# Anyone own a Jawhorse?



## IBBruin (Feb 10, 2009)

I'm trying my best to talk myself out of buying one. 

http://www.rockwelltoolsdirect.com/jawhorse/


----------



## wood butcher (May 11, 2009)

buy that sucker, looks nice


----------



## IBBruin (Feb 10, 2009)

I messed with one at Lowes earlier, It feels top notch. It's $180


----------



## NMKawierider (Apr 11, 2009)

We had one on a job a while back and it was the best tool there. Used it for everything. When my workmate bites it, I'm getting one.


----------



## phreebsd (Dec 16, 2004)

so does it get really tight by pumping it with your foot?


----------



## NMKawierider (Apr 11, 2009)

phreebsd said:


> so does it get really tight by pumping it with your foot?

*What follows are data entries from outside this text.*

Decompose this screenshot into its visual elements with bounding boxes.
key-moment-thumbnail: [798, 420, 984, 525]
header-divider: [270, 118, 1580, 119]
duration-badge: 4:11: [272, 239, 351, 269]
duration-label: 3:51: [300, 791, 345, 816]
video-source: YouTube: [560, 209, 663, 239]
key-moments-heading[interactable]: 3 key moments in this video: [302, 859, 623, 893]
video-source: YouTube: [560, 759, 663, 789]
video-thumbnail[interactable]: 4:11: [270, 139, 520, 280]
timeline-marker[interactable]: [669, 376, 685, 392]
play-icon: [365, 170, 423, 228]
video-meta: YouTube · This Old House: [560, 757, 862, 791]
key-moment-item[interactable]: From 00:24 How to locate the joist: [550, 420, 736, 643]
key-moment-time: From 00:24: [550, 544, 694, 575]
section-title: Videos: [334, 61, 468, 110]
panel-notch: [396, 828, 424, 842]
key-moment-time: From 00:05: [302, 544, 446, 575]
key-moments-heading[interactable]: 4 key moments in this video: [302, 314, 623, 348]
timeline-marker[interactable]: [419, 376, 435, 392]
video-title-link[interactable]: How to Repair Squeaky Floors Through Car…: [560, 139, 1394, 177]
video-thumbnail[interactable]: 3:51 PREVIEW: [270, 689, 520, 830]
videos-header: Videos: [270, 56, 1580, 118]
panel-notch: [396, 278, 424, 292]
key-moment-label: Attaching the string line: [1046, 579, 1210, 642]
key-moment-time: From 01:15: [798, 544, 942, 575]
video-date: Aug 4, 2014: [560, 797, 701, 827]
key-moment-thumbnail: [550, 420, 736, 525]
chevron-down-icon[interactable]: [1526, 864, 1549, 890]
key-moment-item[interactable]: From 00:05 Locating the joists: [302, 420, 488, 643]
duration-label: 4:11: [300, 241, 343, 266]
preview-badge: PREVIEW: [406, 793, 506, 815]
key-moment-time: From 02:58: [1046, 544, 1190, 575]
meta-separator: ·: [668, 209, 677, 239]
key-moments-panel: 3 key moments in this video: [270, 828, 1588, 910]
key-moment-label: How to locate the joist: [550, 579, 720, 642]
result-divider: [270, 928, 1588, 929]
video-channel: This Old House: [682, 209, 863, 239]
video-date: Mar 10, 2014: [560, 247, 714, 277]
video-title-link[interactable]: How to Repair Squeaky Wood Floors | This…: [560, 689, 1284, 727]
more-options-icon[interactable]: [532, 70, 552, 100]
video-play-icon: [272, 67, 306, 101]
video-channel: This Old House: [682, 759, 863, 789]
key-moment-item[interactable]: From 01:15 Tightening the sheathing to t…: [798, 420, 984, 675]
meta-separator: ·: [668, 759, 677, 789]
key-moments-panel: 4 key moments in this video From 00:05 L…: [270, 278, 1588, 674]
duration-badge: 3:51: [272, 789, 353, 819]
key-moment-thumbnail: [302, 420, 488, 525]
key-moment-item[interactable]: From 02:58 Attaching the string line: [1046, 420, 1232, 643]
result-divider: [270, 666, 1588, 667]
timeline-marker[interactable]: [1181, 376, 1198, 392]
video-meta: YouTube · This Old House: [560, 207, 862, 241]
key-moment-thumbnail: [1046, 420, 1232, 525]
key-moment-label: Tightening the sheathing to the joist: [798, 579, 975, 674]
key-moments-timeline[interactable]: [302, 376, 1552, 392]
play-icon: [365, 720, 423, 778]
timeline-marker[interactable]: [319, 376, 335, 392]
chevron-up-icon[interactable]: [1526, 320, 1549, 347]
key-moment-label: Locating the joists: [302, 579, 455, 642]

As I rcall, it gets tighter and tighter. One guy crushed a door, so....


----------



## IBBruin (Feb 10, 2009)

Yea it gets pretty tight. Go to Lowes and check them out. I'm thinking real hard about getting one. You can tell by messing with it that it's a quality tool.


----------



## 850PoPo (Oct 28, 2009)

Those are very nice and work great ive used one only once and considered getting one


----------



## gpinjason (Nov 10, 2009)

I know this is kinda late... but if you didn't buy it, you probly should have... I want one also, I got to use one when I busted an axle on my Jeep.. the shaft broke off right at the carrier and it burred up inside and wouldn't come out... a guy had a jawhorse in his truck, busted it out, clamped the carrier in it, and beat the broken piece out of it with a BFH.. that jawhorse held up great!! I'm trying to get one for Christmas... :rockn:


----------



## IBBruin (Feb 10, 2009)

Man talk about digging up an old post! I could have used one a hundred times over during my shop construction. I think Imma hint to my wife I want one for Christmas.


----------



## byrd (Jul 14, 2009)

lol hell by the date of the original post u should of asked for it last christmas


----------



## duramaxlover (Mar 17, 2010)

ive used one a few times they are great tools and very handy if you have to hold something by yourself


----------



## gpinjason (Nov 10, 2009)

I was searching for something else an this post came up... And i had to reply.. Look up some videos on it, they can be used for anything


----------



## rmax (Nov 21, 2009)

looks like it would make a good beer can crusher


----------



## gpinjason (Nov 10, 2009)

rmax said:


> looks like it would make a good beer can crusher


it'll definitely crush a beer can! and your finger, or whatever is stuck in there...


----------



## Big D (Jun 23, 2009)

Hey cool....more pictures for the Boo Boo thread


----------



## IBBruin (Feb 10, 2009)

Got it!!! 364 days later.


----------



## gpinjason (Nov 10, 2009)

IBBruin said:


> Got it!!! 364 days later.


:rockn: congrats! im still contemplating... maybe next year... LOL :bigok:


----------



## Big D (Jun 23, 2009)

IBBruin said:


> Got it!!! 364 days later.


That's cool, but hasn't anyone told you you should never buy yourself anything just before Christmas? You couldn't wait a couple of days?


----------